Text of the department's release is available at http://www.state.oh.us/tax/Information_Releases/picft200201.html.
CCH, 6/7/02:
On June 5, 2002, Ohio Governor Bob Taft signed the state budget bill. As enacted,
the budget bill decouples Ohio corporation franchise (income) tax and personal
income tax from the federal Job Creation and Worker Assistance Act (P.L. 107-147)
(JCWAA) provisions allowing a 30% "bonus" depreciation deduction from
the cost of qualified property acquired after September 10, 2001, and before
September 11, 2004. The bill requires that Ohio taxpayers add-back 5/6 of the
amount of "bonus" depreciation deduction taken for federal purposes.
Taxpayers are then allowed to claim the 5/6 in equal amounts over the next five
tax years.
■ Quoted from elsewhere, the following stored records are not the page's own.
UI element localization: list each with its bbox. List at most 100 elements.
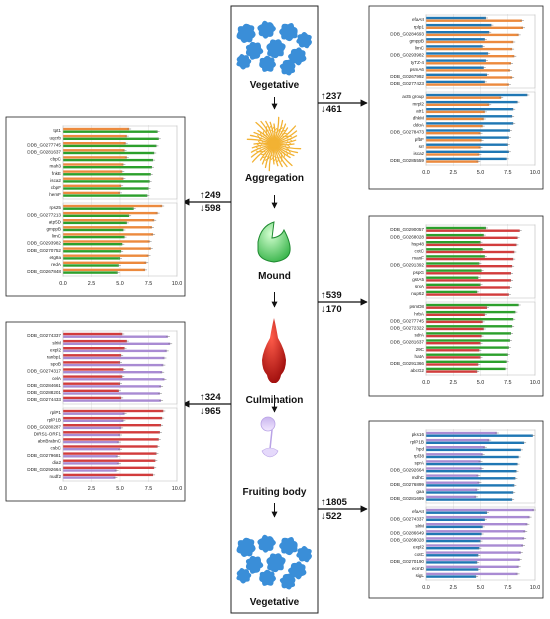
- expression-bar: [426, 108, 514, 111]
- gene-label: abnBrabnC: [38, 439, 62, 444]
- gene-label: DDB_G0286649: [390, 530, 424, 535]
- aggregation-stream: [274, 119, 284, 141]
- aggregation-stream: [276, 145, 295, 157]
- gene-label: rplp1: [414, 24, 425, 29]
- gene-label: fnkE: [52, 171, 61, 176]
- expression-bar: [426, 441, 525, 444]
- expression-bar: [63, 426, 122, 430]
- expression-bar: [63, 412, 125, 415]
- expression-bar: [426, 115, 513, 118]
- gene-label: ddoA: [413, 123, 425, 128]
- gene-label: 29C: [416, 347, 425, 352]
- gene-label: DDB_G0285559: [390, 158, 424, 163]
- gene-label: manF: [412, 256, 424, 261]
- expression-bar: [426, 146, 481, 149]
- gene-label: expl2: [50, 347, 61, 352]
- expression-bar: [426, 525, 483, 529]
- gene-label: atr1: [416, 108, 424, 113]
- gene-label: dhkM: [413, 115, 424, 120]
- expression-bar: [426, 306, 488, 309]
- expression-bar: [426, 62, 512, 65]
- expression-bar: [426, 47, 513, 51]
- expression-bar: [426, 508, 534, 512]
- expression-bar: [63, 440, 119, 444]
- expression-bar: [426, 272, 512, 275]
- expression-bar: [63, 438, 159, 441]
- expression-bar: [426, 334, 482, 338]
- gene-label: nup62: [411, 291, 424, 296]
- expression-bar: [426, 547, 480, 550]
- x-tick-label: 0.0: [422, 170, 430, 176]
- upregulated-count-fruit-veg: ↑1805: [321, 497, 348, 508]
- gene-label: DDB_G0292664: [390, 468, 424, 473]
- expression-bar: [63, 130, 158, 133]
- expression-bar: [63, 371, 163, 374]
- expression-bar: [63, 419, 124, 422]
- aggregation-stream: [275, 146, 293, 167]
- expression-bar: [426, 303, 519, 307]
- expression-bar: [426, 117, 484, 121]
- expression-bar: [426, 367, 506, 371]
- expression-bar: [426, 59, 486, 62]
- x-tick-label: 0.0: [422, 585, 430, 591]
- expression-bar: [426, 236, 518, 239]
- expression-bar: [426, 339, 510, 342]
- expression-bar: [63, 233, 154, 236]
- gene-label: hpd: [416, 446, 424, 451]
- expression-bar: [63, 187, 149, 190]
- expression-bar: [63, 476, 116, 479]
- expression-bar: [63, 228, 124, 232]
- x-tick-label: 7.5: [504, 585, 512, 591]
- expression-bar: [426, 290, 478, 294]
- expression-bar: [426, 370, 478, 373]
- aggregation-stream: [272, 147, 275, 165]
- x-tick-label: 5.0: [477, 585, 485, 591]
- expression-bar: [63, 207, 134, 210]
- x-tick-label: 0.0: [59, 281, 67, 287]
- aggregation-stream: [253, 131, 272, 143]
- expression-bar: [63, 466, 155, 469]
- expression-bar: [426, 110, 485, 114]
- expression-bar: [426, 286, 510, 289]
- x-tick-label: 5.0: [116, 281, 124, 287]
- expression-bar: [63, 137, 159, 140]
- aggregation-stream: [249, 134, 271, 144]
- expression-bar: [63, 257, 120, 260]
- stage-label-aggregation: Aggregation: [245, 173, 304, 184]
- expression-bar: [63, 416, 163, 420]
- expression-bar: [426, 353, 508, 356]
- gene-label: DDB_G0277213: [27, 212, 61, 217]
- downregulated-count-veg-agg: ↓461: [321, 104, 342, 115]
- aggregation-stream: [255, 121, 273, 142]
- expression-bar: [426, 16, 486, 20]
- expression-bar: [63, 368, 124, 371]
- axes-frame: [425, 506, 536, 581]
- expression-bar: [63, 268, 146, 272]
- gene-label: DDB_G0274337: [27, 333, 61, 338]
- gene-label: DDB_G0274317: [27, 369, 61, 374]
- gene-label: redA: [51, 262, 62, 267]
- expression-bar: [63, 342, 171, 345]
- expression-bar: [426, 470, 517, 473]
- expression-bar: [426, 356, 481, 359]
- axes-frame: [425, 91, 536, 166]
- expression-bar: [63, 250, 122, 253]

Provisions are also included for allocating and apportioning the
add-back and five-year deduction, treatment of the add-back and deduction for
pass-through entities, and an election for corporations to apply the provisions
to the 2003 tax report.
In addition, S.B. 261 (1) indexes the personal income tax rate schedule for
inflation beginning in 2005; (2) requires that income from liquidating all or
part of a business, including income from goodwill, be subject to apportionment
rather than allocation; (3) modifies the apportionment rules for nonresident
owners of pass-through entities; (4) attributes direct ownership in certain
disregarded entities or qualified subchapter S subsidiaries (QSubs) to the parent
corporation and attribute a subsidiary's tax items to the parent corporation;
(5) applies the Ohio personal income tax to trust income for taxable years beginning
in 2002, 2003, and 2004 (currently, the personal income applies to individuals
and estates); and (6) removes corporation franchise (income) tax language that
was found unconstitutional by the Ohio Supreme Court in Emerson Electric v.
Tracy, 90 Ohio St.3d 157 (2000), regarding deduction of dividends from a foreign
affiliate. (S.B. 261, Laws 2002, effective June 5, 2002, unless otherwise noted
above; Bill Analysis, S.B. 261, Ohio Legislative Service Commission.)